Sylvan Heights Bird Park, in Scotland Neck, is home to more than 2,000 birds – and boasts one of the largest waterfowl collection in the world.
From Raleigh, Scotland Neck is 88 miles, about a 90-minute drive. Scotland Neck is northeast of Tarboro.
To see and do
Mike and Ali Lubbock are co-founders of Sylvan Heights. Mike, a native of England, was director of aviculture at the United Kingdom’s Wildfowl and Wetlands Trust before coming to the U.S. Ali, hailing from Scotland, was a researcher at the Trust. The couple began their own breeding center in 1985 in the North Carolina mountain town of Sylva. The business relocated to Scotland Neck, in Down East North Carolina, four years later (but kept “Sylvan” in the title).
Over the past 25 years, Sylvan Heights has earned a reputation as one of the premier waterfowl conservation and breeding preserve in the country.
In recognition of their similar conservation and education goals, the N.C. Zoological Society formed a partnership with Sylvan Heights. Eighteen acres of woodland adjacent to the Scotland Neck facility have been developed into a public area featuring aviaries and an education center.
The aviaries carry a continental theme and are populated with waterfowl native to North and South America, Europe, Africa and Australia. All eight species of swans in the world are found at Sylvan Heights.

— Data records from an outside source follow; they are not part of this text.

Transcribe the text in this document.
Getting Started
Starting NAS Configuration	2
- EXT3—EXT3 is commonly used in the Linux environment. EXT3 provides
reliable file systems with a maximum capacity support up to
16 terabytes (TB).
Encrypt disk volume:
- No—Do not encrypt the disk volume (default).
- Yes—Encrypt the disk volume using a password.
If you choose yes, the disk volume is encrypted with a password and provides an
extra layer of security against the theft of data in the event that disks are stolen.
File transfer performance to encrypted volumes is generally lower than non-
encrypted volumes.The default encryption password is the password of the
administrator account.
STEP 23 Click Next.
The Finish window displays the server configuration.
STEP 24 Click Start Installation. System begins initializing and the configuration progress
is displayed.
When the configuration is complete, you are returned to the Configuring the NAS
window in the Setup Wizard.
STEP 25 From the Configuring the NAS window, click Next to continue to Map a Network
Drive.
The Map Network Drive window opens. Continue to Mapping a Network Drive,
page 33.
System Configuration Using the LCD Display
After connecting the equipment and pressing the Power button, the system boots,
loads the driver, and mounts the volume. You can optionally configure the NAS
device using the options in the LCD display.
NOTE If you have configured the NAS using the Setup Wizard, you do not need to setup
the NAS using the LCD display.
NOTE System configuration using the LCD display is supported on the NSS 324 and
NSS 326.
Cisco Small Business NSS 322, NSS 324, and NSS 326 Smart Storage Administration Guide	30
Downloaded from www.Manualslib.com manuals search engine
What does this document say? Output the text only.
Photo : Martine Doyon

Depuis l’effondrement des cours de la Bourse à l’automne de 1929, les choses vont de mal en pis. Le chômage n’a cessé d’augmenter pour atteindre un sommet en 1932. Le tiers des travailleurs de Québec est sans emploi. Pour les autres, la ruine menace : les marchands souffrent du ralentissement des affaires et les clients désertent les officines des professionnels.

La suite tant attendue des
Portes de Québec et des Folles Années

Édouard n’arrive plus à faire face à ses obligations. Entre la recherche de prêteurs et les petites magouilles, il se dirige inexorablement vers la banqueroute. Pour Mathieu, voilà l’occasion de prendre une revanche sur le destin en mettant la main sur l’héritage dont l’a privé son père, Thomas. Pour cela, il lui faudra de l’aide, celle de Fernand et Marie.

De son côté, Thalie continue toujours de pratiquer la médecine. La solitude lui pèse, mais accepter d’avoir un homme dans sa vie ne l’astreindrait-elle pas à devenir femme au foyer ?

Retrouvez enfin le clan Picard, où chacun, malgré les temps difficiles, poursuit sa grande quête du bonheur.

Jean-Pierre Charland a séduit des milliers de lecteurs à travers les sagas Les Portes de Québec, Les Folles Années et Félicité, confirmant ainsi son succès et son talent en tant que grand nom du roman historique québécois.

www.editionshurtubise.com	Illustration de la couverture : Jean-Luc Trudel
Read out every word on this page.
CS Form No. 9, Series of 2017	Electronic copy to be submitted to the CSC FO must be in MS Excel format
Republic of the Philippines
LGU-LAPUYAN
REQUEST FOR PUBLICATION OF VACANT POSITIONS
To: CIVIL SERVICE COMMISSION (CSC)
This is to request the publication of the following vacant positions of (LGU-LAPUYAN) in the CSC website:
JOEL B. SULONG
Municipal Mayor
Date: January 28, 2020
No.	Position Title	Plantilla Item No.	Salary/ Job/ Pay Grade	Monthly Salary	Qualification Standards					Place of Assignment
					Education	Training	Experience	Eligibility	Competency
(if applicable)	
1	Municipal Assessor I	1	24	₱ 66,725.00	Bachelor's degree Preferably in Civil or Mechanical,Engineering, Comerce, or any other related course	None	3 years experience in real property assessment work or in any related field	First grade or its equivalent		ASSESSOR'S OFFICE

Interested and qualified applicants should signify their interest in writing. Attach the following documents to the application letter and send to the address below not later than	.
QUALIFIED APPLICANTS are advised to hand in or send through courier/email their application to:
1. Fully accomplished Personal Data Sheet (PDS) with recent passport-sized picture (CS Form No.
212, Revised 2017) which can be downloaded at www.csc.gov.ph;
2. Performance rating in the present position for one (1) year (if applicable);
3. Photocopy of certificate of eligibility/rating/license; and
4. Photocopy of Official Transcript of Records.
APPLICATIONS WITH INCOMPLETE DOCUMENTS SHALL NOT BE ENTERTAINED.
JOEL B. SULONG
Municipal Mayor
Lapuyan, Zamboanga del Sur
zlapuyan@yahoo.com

More than 100 varieties of geese and ducks are exhibited at the Sylvan Heights’ park. Among the nonwaterfowl inhabitants are emus, pheasants, toucans, cranes, macaws, parrots, kookaburras and owls; a wetlands habitat provides safe haven for beavers and a variety of reptiles. Shaded pathways connect the exhibits and stations around the grounds provide detailed information about specific birds.